I call these young people “The Children of Privilege”. They grew up in comfortable homes with all the amenities. They were supported, loved and provided for generously. It never occurred to them that their lifestyle was a privilege – not a lifetime right.
In the process of providing their children with everything they possibly could, some parents neglected to guide their children in several areas. They were lax about teaching independent skills, communal responsibility, and vocational guidance.
Human nature is structured to use the least amount of energy necessary to obtain a benefit. Thus, indulged children have low motivation for learning to care for themselves. Many parents expect children to feed the dog, make their bed, help with the dishes or mow the lawn. However, the list of chores is often short compared to the real tasks of independent living. Few parents expect children to learn to iron clothes, mend, cook, or even do their own laundry. The common reason given is that the children’s main job is their education. That is true. And parents’ main job is their children, their marriage, their careers, their homes, their finances and their community, amongst others. So why do we expect children, who are ‘adults in training’, to magically have practical life skills at 18 or 22 without practice? How can they feel confident in venturing into the world on their own when almost everything has always been done for them?
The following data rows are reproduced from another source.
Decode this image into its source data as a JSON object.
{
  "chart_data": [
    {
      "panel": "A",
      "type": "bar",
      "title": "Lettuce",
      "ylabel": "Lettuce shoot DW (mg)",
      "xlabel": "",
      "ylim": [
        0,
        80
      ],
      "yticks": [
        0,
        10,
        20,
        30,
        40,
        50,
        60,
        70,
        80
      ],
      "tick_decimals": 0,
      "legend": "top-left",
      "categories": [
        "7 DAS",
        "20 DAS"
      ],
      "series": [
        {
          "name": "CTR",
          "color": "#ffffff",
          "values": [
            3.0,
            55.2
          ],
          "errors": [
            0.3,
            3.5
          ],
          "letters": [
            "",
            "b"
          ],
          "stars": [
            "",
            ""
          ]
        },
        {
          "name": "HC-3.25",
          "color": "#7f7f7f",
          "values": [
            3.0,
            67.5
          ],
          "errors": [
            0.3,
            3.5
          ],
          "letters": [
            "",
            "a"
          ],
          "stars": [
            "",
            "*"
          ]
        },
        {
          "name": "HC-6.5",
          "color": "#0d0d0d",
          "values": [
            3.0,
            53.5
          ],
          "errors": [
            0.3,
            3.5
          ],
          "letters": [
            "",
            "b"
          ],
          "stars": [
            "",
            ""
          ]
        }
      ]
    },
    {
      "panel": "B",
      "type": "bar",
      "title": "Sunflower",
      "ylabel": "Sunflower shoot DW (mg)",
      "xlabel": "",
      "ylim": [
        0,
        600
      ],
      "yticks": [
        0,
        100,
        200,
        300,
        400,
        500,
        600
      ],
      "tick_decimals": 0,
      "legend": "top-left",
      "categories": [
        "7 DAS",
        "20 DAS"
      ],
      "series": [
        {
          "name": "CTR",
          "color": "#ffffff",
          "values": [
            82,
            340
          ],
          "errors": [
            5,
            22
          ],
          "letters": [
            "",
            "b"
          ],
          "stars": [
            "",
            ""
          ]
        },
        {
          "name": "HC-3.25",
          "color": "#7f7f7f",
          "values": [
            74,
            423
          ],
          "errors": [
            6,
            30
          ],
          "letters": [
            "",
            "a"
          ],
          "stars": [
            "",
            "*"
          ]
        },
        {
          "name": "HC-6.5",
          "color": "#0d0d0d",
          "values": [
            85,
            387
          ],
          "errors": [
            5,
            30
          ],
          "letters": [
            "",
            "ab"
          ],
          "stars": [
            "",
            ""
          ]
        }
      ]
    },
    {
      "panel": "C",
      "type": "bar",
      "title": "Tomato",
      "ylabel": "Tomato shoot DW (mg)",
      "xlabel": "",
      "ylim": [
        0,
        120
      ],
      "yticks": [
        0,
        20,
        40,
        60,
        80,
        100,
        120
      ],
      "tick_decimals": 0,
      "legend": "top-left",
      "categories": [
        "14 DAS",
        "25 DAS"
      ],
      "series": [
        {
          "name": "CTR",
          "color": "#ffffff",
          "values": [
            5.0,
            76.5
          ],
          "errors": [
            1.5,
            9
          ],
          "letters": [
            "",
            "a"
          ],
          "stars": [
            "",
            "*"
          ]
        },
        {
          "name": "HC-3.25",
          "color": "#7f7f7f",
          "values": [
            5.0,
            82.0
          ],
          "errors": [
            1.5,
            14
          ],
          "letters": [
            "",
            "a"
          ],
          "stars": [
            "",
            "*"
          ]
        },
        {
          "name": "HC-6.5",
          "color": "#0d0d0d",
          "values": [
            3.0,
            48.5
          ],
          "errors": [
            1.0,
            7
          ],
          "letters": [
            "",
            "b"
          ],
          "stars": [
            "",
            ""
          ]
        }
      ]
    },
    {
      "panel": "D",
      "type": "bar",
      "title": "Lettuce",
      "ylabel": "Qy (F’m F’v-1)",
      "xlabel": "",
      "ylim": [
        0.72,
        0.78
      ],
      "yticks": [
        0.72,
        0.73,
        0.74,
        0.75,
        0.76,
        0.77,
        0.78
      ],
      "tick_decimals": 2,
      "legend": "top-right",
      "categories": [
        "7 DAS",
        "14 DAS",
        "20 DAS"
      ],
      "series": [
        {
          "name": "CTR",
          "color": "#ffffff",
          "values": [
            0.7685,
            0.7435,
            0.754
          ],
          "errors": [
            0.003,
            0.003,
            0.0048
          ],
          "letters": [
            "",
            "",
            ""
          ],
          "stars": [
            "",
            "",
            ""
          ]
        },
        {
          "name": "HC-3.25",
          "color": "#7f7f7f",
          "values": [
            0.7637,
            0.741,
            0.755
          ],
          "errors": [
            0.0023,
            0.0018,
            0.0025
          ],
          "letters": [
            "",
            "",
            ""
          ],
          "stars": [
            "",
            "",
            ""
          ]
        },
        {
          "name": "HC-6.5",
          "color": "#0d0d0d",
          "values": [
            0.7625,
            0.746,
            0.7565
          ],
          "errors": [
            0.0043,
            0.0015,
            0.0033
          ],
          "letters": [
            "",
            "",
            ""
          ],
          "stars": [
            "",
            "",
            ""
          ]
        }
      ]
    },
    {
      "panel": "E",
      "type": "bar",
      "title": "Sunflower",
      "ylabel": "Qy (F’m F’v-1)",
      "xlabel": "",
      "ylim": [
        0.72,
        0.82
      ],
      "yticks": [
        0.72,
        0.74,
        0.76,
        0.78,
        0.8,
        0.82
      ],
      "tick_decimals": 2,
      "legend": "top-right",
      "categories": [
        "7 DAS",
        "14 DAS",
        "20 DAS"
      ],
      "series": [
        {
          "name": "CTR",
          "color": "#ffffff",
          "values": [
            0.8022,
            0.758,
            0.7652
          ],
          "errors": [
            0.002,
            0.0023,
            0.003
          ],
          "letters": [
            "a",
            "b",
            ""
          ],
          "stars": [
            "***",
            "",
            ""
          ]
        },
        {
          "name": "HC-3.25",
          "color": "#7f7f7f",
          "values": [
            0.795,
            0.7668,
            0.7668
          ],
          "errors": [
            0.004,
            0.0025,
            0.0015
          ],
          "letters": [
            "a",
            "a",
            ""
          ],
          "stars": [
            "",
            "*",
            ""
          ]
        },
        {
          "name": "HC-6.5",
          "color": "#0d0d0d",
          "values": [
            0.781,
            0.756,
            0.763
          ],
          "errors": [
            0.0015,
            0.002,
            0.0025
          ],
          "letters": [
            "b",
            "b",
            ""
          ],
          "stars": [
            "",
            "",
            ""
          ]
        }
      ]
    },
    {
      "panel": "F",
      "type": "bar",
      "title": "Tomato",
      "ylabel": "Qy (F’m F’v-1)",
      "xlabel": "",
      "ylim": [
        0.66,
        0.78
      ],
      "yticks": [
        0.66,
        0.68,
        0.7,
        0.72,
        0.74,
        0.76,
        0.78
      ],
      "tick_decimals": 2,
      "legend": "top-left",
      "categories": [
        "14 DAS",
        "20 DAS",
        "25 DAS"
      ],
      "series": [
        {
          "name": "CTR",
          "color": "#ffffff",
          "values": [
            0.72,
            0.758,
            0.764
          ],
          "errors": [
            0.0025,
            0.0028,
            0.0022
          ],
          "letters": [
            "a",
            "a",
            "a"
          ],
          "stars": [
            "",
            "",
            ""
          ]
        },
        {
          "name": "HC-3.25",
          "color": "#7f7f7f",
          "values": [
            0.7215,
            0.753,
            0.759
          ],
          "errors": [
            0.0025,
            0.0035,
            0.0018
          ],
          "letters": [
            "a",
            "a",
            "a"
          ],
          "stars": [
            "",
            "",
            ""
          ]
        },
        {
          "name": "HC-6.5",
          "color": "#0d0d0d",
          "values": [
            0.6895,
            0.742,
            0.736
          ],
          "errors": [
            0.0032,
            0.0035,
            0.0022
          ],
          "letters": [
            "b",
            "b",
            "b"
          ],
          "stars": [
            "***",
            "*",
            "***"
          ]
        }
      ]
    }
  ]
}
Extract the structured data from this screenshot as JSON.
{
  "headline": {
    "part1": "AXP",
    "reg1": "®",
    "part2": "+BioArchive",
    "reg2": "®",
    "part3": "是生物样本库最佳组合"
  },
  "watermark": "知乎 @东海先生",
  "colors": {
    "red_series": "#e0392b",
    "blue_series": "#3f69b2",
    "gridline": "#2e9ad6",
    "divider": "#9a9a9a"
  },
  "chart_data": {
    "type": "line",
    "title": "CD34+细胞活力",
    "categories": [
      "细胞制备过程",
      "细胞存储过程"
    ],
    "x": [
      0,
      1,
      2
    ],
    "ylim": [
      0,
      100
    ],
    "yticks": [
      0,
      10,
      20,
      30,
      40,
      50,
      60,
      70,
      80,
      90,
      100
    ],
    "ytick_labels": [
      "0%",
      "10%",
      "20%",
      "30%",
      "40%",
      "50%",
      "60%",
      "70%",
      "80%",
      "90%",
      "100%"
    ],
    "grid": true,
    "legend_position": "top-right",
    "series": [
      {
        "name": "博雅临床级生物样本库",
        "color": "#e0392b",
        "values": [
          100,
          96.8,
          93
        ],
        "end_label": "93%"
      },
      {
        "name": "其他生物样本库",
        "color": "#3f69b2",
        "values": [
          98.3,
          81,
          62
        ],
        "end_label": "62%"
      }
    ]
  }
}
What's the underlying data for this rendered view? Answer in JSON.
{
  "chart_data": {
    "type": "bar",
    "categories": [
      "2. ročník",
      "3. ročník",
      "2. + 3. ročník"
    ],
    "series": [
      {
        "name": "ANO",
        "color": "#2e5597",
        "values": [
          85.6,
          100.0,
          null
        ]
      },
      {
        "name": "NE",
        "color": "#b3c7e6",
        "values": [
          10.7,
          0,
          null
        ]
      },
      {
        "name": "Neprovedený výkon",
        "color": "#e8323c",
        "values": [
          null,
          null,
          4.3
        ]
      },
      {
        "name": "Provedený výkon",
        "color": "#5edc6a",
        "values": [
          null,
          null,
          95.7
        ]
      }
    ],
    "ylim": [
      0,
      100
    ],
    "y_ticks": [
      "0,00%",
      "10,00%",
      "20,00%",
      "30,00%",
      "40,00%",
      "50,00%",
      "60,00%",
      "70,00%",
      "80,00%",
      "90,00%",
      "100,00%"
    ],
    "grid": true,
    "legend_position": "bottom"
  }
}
These children also lack guidance about communal responsibilities. The idea that each individual must contribute significantly, not just symbolically, to the family with whom he lives, is alien to many young adults. Some learn it the hard way when they have roommates in college or housemates in their first away from home living. Few learn and practice it at home. Why is it that a teenager is exempt from cleaning the shared bathroom, or changing the linens of all beds, or emptying all trash cans in the home, not just his own? Isn’t it the way we need to contribute our fair share to the group?
As important as teaching tasks, teaching consideration for the needs of others in the family is even more imperative. Young adults should be startled out of their own preoccupation with themselves and notice others. If dad likes to read the newspaper uninterruptedly in the morning, it is gracious for the teenager to voluntarily help his siblings get ready for school. Not because he is asked to do it, but out of consideration for his father.
Perhaps the greatest oversight of good parents is in the area of vocational guidance. As early as age 13 parents need to inquire about the child’s vocational plans and dreams. They need to help the youngster identify his talents and interests and guide him toward fields that utilize both. They may also create the opportunity for the child to observe people in those fields. Without parental involvement, the child is unlikely to know how to devise a career path for himself. This process may take up to five years and if not done in the teen years. it is left to be done later.
If your young adult is reluctant to leave home, please consider the following:
• View your child not as lazy, apathetic, or unmotivated, but as overwhelmed, fearful and unprepared for independent living.
• Realize that your adult child has probably been accustomed to being provided for and still expects you to come up with her life plan.
• Discuss with your child his life options that incorporate his interests and talents. Make recommendations, but DO NOT do it for her.
• Set a realistic time line by which your adult child needs to attend school full time or find employment and move out of the house. Offer specific short-term financial help. Be firm. Allowing him to stay bewildered is a disservice to all of you.
• Being lax, permissive or victimized by your adult child’s inaction does not make you a good parent. Firm boundaries are supportive of her competence in beginning adult life on her own.
• If the adult child does not meet the deadline – be prepared to force him out of the home. As cruel as it may seem, tough love is needed here to launch him into productive adulthood.